Son préambule portait toujours sur la beauté de la femme qu’il décrivait tantôt élancée, presque gracile, rousse et sans profession, tantôt brunette et potelée (bien sûr sans profession, puisqu’alors, au village, les femmes n’avaient que celle de mettre au monde) et toujours avec les yeux verts, « comme toi, précisait-il, des yeux comme des huîtres ». De ces variantes physiques, nous déduisions que plusieurs femmes avaient dû mourir en odeur de piété, à moins qu’il n’ait voulu, par le redoublement, souligner l’universalité de l’exemple – ou qu’il jouît des descriptions, tels les peintres religieux à figurer des madones complaisantes. L’essentiel n’était pas là mais dans le contraste frappant entre la beauté de la femme, l’état du pays, dévasté par la guerre, et celui du village, envahi par la typhoïde : la diarrhée emportait tout. L’épidémie frappait à toutes les portes, le printemps, les arbres en fleurs, rendaient l’horreur encore plus perceptible. Les oiseaux, portés par l’odeur, une pourriture, flottaient au-dessus du village. La femme marchait dans la rue principale, intacte, droite, parfumée, un beau navire dans la tempête, une insolence face à la mort.

Dès qu’il en avait fini avec les contrastes, le prêtre passait à la vie dissolue de la femme, à son goût de la prudence et de la sécurité.
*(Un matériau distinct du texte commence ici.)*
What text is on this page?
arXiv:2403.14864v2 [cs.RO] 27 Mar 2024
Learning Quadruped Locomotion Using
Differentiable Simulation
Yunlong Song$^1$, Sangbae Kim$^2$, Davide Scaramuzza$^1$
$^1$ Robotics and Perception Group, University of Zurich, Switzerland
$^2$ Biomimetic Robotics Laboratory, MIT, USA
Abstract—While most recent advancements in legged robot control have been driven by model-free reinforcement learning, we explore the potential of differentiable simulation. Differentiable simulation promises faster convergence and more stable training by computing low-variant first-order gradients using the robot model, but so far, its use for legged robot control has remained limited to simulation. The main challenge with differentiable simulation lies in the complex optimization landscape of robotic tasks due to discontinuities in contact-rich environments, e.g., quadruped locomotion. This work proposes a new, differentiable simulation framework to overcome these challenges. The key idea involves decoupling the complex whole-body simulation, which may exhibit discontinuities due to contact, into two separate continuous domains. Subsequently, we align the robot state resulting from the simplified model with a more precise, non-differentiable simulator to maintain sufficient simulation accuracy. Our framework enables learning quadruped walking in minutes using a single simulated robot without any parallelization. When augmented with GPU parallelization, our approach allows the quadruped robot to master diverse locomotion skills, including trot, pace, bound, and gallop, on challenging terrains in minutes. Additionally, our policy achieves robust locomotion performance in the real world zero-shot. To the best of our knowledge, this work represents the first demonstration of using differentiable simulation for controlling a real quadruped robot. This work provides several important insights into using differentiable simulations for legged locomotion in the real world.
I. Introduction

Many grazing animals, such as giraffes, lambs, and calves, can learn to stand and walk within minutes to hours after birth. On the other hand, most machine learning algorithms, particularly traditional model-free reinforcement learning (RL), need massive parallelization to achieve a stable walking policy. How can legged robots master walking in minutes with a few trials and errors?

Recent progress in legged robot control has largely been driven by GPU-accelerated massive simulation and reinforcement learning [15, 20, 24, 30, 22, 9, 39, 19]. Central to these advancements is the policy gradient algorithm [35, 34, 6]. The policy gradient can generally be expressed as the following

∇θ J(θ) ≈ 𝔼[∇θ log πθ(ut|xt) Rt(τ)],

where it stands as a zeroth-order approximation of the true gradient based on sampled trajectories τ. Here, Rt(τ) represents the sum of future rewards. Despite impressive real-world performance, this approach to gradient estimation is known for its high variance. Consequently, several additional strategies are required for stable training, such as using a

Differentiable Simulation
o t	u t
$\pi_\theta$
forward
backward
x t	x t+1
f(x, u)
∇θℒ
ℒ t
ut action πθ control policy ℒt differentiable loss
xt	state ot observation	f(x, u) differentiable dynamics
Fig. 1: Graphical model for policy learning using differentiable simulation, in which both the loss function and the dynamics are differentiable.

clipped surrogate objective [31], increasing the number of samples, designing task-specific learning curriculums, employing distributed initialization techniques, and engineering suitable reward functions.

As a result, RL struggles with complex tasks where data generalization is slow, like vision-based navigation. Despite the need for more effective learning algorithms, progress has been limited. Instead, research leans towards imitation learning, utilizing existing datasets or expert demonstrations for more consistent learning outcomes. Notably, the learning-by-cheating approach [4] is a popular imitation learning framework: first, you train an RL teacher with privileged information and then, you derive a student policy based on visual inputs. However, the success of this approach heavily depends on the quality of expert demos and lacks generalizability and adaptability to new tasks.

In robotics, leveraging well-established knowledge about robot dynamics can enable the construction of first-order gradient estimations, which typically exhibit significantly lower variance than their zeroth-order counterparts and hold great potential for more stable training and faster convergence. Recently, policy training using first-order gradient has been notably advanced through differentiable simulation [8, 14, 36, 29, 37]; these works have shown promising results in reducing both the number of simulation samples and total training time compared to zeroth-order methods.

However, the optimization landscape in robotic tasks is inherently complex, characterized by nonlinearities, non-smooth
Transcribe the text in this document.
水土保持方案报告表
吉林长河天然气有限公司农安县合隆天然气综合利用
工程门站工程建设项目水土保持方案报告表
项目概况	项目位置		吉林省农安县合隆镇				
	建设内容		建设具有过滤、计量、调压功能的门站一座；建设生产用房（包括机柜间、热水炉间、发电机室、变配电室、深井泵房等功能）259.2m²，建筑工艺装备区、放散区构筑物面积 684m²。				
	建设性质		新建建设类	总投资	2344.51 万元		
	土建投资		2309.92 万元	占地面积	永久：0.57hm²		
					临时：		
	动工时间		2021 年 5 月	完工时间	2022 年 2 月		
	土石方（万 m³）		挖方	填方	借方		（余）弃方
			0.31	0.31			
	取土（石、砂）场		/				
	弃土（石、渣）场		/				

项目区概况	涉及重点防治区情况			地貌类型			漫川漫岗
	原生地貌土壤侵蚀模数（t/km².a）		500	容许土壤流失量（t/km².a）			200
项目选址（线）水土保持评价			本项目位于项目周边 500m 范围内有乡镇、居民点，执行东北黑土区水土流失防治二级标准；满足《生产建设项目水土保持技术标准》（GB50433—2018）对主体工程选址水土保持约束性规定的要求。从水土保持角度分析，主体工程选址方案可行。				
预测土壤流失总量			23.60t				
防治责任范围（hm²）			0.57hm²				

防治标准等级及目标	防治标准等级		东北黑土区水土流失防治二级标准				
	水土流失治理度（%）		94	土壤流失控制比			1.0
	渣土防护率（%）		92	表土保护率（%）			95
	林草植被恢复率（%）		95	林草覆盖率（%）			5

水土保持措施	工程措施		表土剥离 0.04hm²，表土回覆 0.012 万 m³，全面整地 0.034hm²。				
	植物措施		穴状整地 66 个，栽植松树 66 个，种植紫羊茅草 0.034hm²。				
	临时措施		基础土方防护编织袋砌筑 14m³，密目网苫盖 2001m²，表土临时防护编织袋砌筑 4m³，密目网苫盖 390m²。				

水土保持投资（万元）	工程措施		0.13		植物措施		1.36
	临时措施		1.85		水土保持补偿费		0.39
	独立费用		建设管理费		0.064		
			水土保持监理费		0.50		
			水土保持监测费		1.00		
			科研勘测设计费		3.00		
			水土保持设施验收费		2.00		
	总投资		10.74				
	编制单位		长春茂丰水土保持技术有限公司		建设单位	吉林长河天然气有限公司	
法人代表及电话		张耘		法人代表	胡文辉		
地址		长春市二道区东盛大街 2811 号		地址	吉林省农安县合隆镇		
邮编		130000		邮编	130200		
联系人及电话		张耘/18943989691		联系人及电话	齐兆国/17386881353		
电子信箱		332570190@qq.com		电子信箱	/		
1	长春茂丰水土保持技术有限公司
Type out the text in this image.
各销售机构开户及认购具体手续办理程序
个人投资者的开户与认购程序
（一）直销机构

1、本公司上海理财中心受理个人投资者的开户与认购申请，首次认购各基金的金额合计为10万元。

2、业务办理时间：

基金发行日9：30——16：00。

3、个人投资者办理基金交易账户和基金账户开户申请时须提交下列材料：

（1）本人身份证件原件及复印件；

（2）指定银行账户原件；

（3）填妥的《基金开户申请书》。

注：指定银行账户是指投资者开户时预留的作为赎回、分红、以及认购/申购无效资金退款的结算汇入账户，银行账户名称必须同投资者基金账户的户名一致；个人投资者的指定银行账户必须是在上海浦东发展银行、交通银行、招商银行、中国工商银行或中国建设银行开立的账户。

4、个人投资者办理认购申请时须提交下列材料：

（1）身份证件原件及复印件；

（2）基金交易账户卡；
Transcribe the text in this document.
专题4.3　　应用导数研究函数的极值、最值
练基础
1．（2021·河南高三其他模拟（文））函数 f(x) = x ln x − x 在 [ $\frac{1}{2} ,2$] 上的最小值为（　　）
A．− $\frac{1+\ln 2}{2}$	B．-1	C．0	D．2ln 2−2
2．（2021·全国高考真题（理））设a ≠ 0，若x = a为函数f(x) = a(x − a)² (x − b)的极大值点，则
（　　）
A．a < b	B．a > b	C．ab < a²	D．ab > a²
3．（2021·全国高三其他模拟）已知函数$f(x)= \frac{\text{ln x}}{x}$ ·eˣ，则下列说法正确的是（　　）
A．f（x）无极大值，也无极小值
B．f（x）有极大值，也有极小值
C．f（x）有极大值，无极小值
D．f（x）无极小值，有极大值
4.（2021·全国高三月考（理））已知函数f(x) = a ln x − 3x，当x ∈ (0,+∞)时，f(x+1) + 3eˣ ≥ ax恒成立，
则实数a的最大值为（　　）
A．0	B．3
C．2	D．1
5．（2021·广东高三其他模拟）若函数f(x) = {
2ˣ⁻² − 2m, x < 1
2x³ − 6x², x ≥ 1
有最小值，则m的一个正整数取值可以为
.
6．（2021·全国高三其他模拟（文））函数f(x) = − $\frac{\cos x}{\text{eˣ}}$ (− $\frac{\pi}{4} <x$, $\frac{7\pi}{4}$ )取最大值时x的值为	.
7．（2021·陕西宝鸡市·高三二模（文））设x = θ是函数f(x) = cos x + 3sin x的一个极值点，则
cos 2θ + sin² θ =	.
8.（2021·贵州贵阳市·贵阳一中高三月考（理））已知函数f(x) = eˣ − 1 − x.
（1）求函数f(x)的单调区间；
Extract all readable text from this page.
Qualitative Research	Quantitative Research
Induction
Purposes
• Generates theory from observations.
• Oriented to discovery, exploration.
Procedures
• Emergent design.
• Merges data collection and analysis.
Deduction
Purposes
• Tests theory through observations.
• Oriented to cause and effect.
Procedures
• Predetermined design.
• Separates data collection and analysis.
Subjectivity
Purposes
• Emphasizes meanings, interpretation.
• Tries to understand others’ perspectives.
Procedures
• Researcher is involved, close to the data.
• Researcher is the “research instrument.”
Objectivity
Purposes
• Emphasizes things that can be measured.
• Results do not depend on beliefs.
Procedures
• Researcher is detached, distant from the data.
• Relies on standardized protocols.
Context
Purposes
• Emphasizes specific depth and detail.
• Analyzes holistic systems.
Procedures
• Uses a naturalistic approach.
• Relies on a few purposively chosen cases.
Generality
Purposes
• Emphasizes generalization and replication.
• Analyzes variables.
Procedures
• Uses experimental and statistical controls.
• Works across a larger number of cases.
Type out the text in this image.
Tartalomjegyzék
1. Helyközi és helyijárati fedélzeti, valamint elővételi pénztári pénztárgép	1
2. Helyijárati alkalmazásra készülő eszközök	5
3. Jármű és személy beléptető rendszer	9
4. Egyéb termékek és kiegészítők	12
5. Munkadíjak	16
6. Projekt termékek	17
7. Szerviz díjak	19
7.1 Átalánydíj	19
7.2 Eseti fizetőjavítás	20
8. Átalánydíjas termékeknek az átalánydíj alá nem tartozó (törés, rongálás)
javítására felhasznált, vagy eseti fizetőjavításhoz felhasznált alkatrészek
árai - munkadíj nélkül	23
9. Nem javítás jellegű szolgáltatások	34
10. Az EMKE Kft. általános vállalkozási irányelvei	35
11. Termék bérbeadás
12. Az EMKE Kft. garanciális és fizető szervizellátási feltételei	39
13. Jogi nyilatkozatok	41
Il ne la condamnait pas : si elle avait profité de la guerre, de la captivité de son mari pour faire du médecin son amant, peut-être était-ce par souci de préserver son équilibre et la santé de son enfant, un garçonnet de cinq ans, fragile comme une poupée, qui vouait à l’ami de la famille, c’est à dire au prêtre (à l’époque, il ne l’était pas encore, aspirant seulement, vaguement, au souci de Dieu), une grande affection. Affection qui ne se démentit pas lorsque le mari captif revint au foyer dans un état de faiblesse tel qu’il contracta sur le champ la typhoïde.

Les larmes aux yeux, le prêtre se souvenait du regard grave du garçonnet sur la détresse familiale et villageoise – il l’appelait ainsi, le garçonnet, et l’on avait alors l’impression qu’il passait sa main dans les cheveux de l’enfant. Le prêtre venait chercher l’enfant au chevet du père. C’était étrange, disait-il, cet homme si malade qu’il ne voyait plus rien, l’œil transparent, et son fils, debout dans la chambre sombre (on avait clos les persiennes, comme si le père était déjà mort), avec un regard noir et net. Parfois, il y avait aussi la femme, occupée, diligente, avec des flacons, des serviettes, des cuvettes qu’elle manipulait sans heurt, sans paroles, si ce n’est pour indiquer qu’elle attendait le médecin. Alors, seulement, un mouvement de main trahissait son impatience.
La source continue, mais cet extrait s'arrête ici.